Kubernetes security context defines the privilege and access control settings for individual containers and pods. This configuration layer sits directly within the PodSpec, allowing fine-grained control over how code executes on the cluster. Without a defined context, processes run with unnecessary permissions, increasing the blast radius of a potential compromise. Treating this setting as a first-class citizen in your deployment strategy is fundamental to defense-in-depth.
Understanding the Core Mechanics
The security context is a JSON field that communicates Linux-level security options to the kubelet. It leverages concepts inherited from the underlying operating system, specifically User ID (UID) and Group ID (GID) management. When you deploy a container, the runtime uses these identifiers to enforce file permissions and process capabilities. Misalignment between the user in the container image and the security context often leads to permission errors or, conversely, privilege escalation.
RunAsNonRoot and UID Management
A foundational practice is enforcing the use of non-root users. The runAsNonRoot field instructs the kubelet to reject pods that attempt to start with a UID of 0. This simple rule prevents containers from gaining host-level privileges through known root exploit paths. For maximum safety, you should also explicitly set runAsUser to a specific, dedicated UID that the application inside the image is designed to use.
Capability Boundaries and Process Isolation
Linux capabilities break down the all-powerful root user into distinct units. By default, containers often receive a broad set of these capabilities, which is excessive for most applications. The capabilities field within the security context allows you to drop all inherited rights and add only the specific ones required for network binding or raw socket access. Dropping capabilities like SYS_ADMIN or NET_ADMIN effectively hardens the process against host intrusion.
Immutable Files and ReadOnlyRootFilesystem
Setting readOnlyRootFilesystem: true is a disruptive but highly effective security control. It mounts the container's root layer as read-only, preventing malware or compromised processes from writing persistent changes. When combined with an emptyDir volume for temporary writable directories, this setup ensures that any malicious activity is confined to memory and lost upon pod restart. This approach aligns perfectly with immutable infrastructure principles.
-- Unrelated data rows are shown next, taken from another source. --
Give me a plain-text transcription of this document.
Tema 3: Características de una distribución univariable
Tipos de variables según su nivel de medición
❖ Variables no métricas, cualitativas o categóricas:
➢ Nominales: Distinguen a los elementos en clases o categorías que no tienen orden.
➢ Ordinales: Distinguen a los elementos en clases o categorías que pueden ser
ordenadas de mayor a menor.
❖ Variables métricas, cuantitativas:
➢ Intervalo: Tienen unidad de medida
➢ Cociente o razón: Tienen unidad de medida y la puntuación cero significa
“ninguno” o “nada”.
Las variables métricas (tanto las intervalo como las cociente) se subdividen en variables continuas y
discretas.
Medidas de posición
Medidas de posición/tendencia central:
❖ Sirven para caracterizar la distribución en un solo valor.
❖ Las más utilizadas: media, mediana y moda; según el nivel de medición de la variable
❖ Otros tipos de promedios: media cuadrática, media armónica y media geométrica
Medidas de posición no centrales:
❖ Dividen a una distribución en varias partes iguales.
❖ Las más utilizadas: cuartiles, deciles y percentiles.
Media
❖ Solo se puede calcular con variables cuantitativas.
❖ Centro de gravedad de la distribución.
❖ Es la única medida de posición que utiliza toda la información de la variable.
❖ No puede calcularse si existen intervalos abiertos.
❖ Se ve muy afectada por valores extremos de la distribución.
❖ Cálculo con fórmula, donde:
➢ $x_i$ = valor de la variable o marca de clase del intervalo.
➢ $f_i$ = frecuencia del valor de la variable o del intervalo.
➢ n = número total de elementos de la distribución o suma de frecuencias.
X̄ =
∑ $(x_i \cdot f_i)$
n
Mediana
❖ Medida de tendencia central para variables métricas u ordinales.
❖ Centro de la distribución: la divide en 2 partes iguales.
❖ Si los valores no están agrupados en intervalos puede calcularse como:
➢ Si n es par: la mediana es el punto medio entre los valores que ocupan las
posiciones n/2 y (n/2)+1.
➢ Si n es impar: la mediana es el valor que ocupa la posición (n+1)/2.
Pod-Level vs. Container-Level Scope
It is important to distinguish between pod-level and container-level security contexts. A pod context applies to the infrastructure surrounding the containers, such as the network namespace and the Service Account token. A container context, however, dictates the runtime identity of the specific binary inside the image. For strict security, you should define both scopes independently, ensuring the pod runs with minimal trust and the container runs with minimal privileges.